News of the escalating conflict sent investors away from riskier assets. Gold is a traditional hedge against uncertainty. 

In economic news, investors were awaiting key monthly jobs reports for February at the end of the week for signals on the state of the economy and the Fed’s potential moves on monetary policy. ISM Manufacturing data was due out early Monday. Lower interest rates are considered bullish for gold, making it a more attractive alternate investment. The central bank kept interest rates unchanged in January after three previous rate cuts. 

Last week, the delayed producer price index for January report showed that core wholesale prices rose much more than expected. The measure is a key indicator of inflation. 

Almost than 97% of the investors tracked by the CME FedWatch Tool are betting that the Fed will keep interest rates unchanged again this month, with the rest anticipating a 25 basis point cut.
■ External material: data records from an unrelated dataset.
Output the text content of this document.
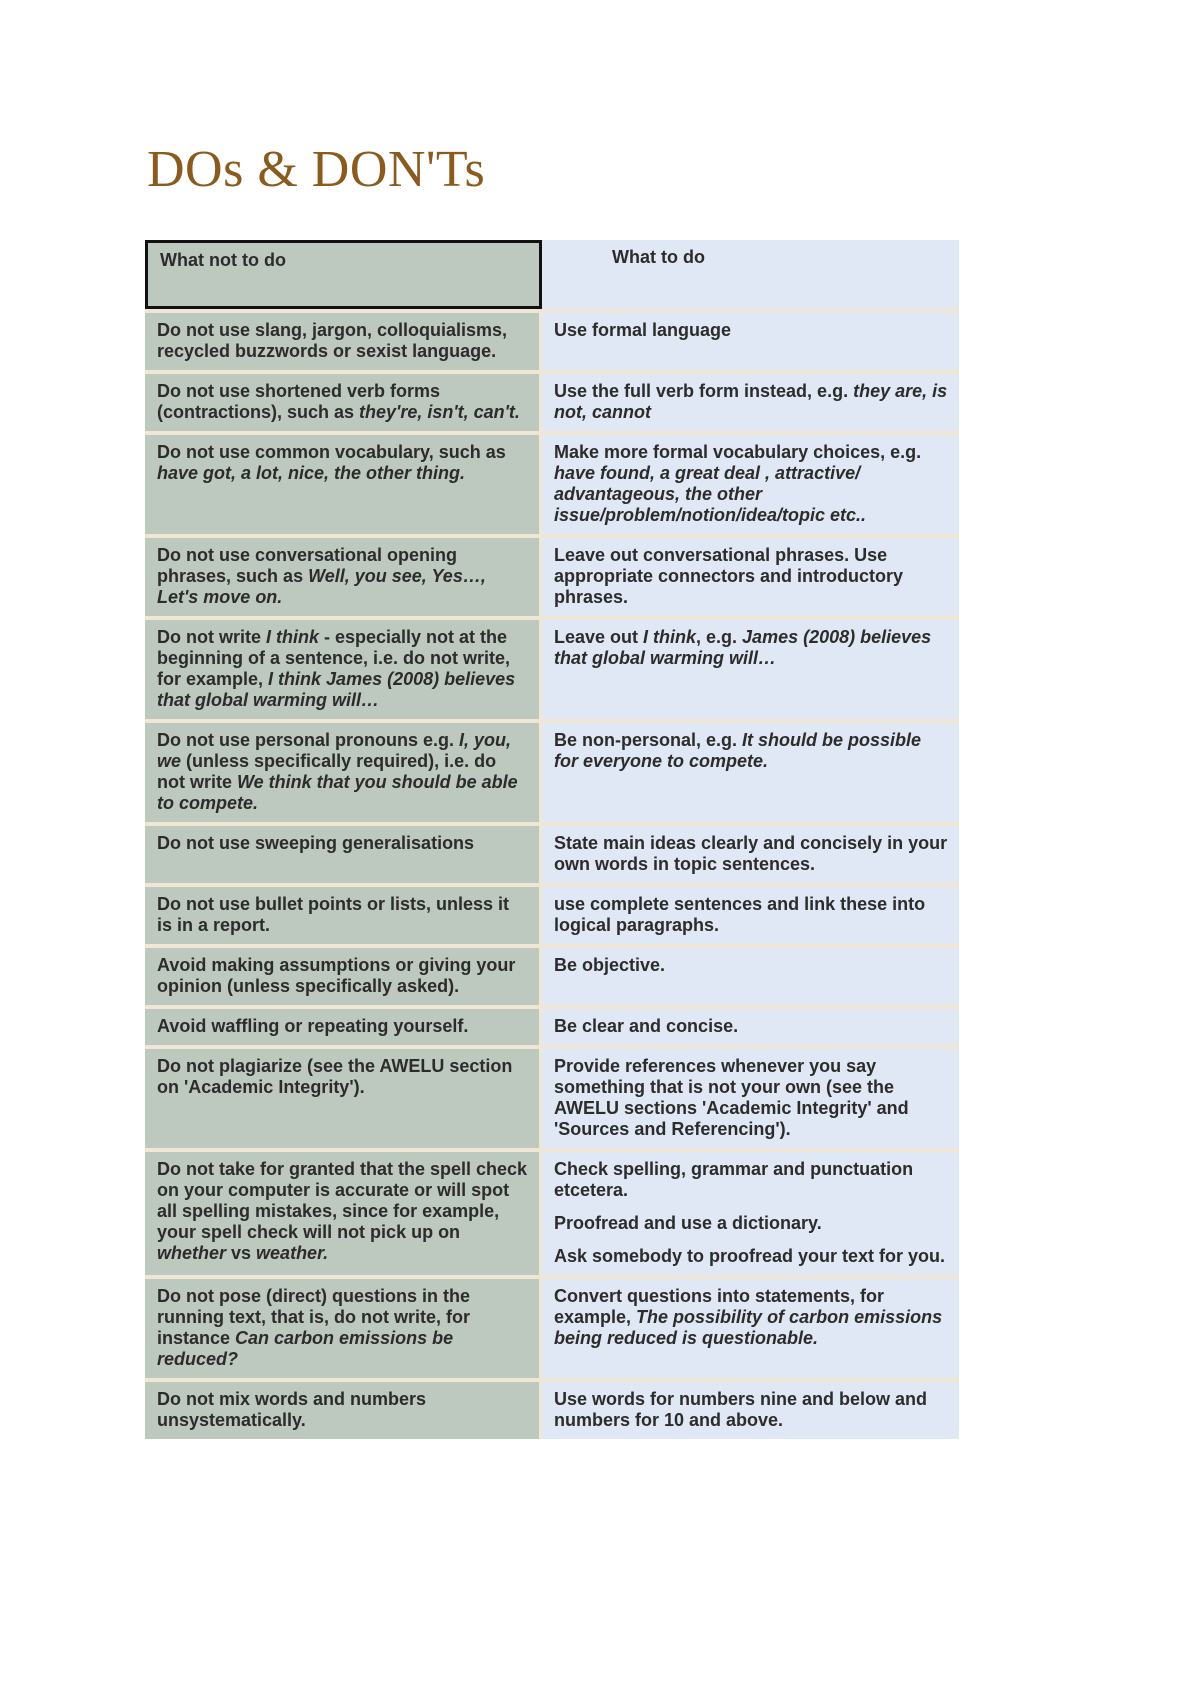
DOs & DON'Ts
What not to do	What to do
Do not use slang, jargon, colloquialisms, recycled buzzwords or sexist language.	Use formal language

Do not use shortened verb forms (contractions), such as they're, isn't, can't.	Use the full verb form instead, e.g. they are, is not, cannot

Do not use common vocabulary, such as have got, a lot, nice, the other thing.	Make more formal vocabulary choices, e.g. have found, a great deal , attractive/ advantageous, the other issue/problem/notion/idea/topic etc..

Do not use conversational opening phrases, such as Well, you see, Yes…, Let's move on.	Leave out conversational phrases. Use appropriate connectors and introductory phrases.

Do not write I think - especially not at the beginning of a sentence, i.e. do not write, for example, I think James (2008) believes that global warming will…	Leave out I think, e.g. James (2008) believes that global warming will…

Do not use personal pronouns e.g. I, you, we (unless specifically required), i.e. do not write We think that you should be able to compete.	Be non-personal, e.g. It should be possible for everyone to compete.

Do not use sweeping generalisations	State main ideas clearly and concisely in your own words in topic sentences.

Do not use bullet points or lists, unless it is in a report.	use complete sentences and link these into logical paragraphs.

Avoid making assumptions or giving your opinion (unless specifically asked).	Be objective.

Avoid waffling or repeating yourself.	Be clear and concise.

Do not plagiarize (see the AWELU section on 'Academic Integrity').	Provide references whenever you say something that is not your own (see the AWELU sections 'Academic Integrity' and 'Sources and Referencing').

Do not take for granted that the spell check on your computer is accurate or will spot all spelling mistakes, since for example, your spell check will not pick up on whether vs weather.	Check spelling, grammar and punctuation etcetera.
Proofread and use a dictionary.
Ask somebody to proofread your text for you.

Do not pose (direct) questions in the running text, that is, do not write, for instance Can carbon emissions be reduced?	Convert questions into statements, for example, The possibility of carbon emissions being reduced is questionable.

Do not mix words and numbers unsystematically.	Use words for numbers nine and below and numbers for 10 and above.
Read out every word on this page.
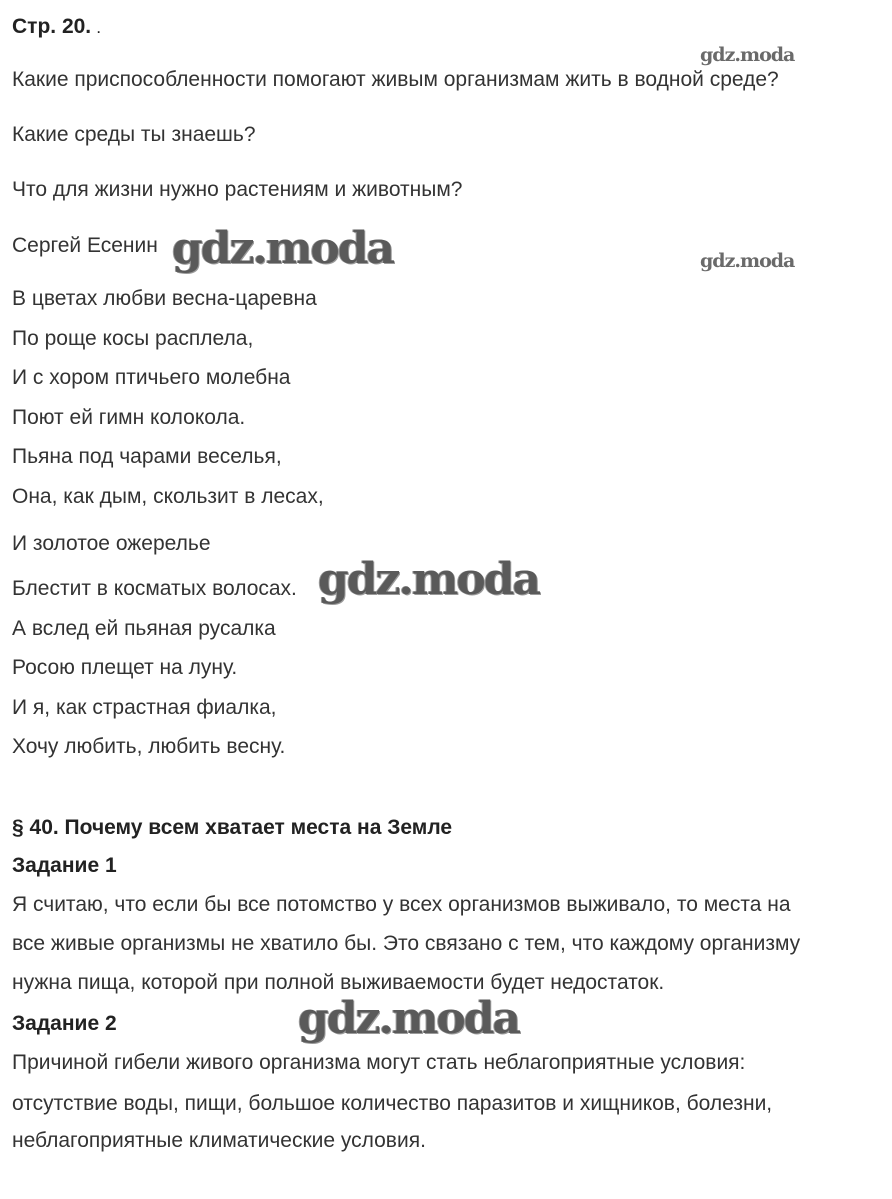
Стр. 20. .
Какие приспособленности помогают живым организмам жить в водной среде?
Какие среды ты знаешь?
Что для жизни нужно растениям и животным?
Сергей Есенин
В цветах любви весна-царевна
По роще косы расплела,
И с хором птичьего молебна
Поют ей гимн колокола.
Пьяна под чарами веселья,
Она, как дым, скользит в лесах,
И золотое ожерелье
Блестит в косматых волосах.
А вслед ей пьяная русалка
Росою плещет на луну.
И я, как страстная фиалка,
Хочу любить, любить весну.
§ 40. Почему всем хватает места на Земле
Задание 1
Я считаю, что если бы все потомство у всех организмов выживало, то места на
все живые организмы не хватило бы. Это связано с тем, что каждому организму
нужна пища, которой при полной выживаемости будет недостаток.
Задание 2
Причиной гибели живого организма могут стать неблагоприятные условия:
отсутствие воды, пищи, большое количество паразитов и хищников, болезни,
неблагоприятные климатические условия.
gdz.moda
gdz.moda
gdz.moda
gdz.moda
gdz.moda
The Fed reduced interest rates for a third consecutive time in December to 3.50% to 3.75%. The central bank began raising interest rates in March 2022 to fight inflation, ultimately imposing increases of by 5.25 percentage points before beginning rate cuts in 2024. 

Front-month silver futures rose 13% last week to settle at $93.29 an ounce on Comex after the May contract added 6.5% Friday. It touched a record above $115 in January. Silver gained 19% last month after advancing 11% in January and climbing 24% in December. It rose 141% last year. The May contract is currently down $2.851 (-3.06%) an ounce to $90.440 and the DG spot price is $90.02.

Spot palladium increased 1.9% last week to $1,799.00 an ounce after rising 1.5% Friday. Palladium gained 8.8% in February after advancing 2.4% in January and increasing 11% in December. Palladium gained 74% last year. The DG spot price is currently down $34.50 an ounce to $1784.00.

Spot platinum rose 9.3% last week to $2,365.60 an ounce after increasing 5.2% Friday. It advanced 15% last month after gaining 1.4% in January and surging 22% in December. Platinum increased 122% in 2025.  The current DG spot price is down $84.00 an ounce to $2294.50.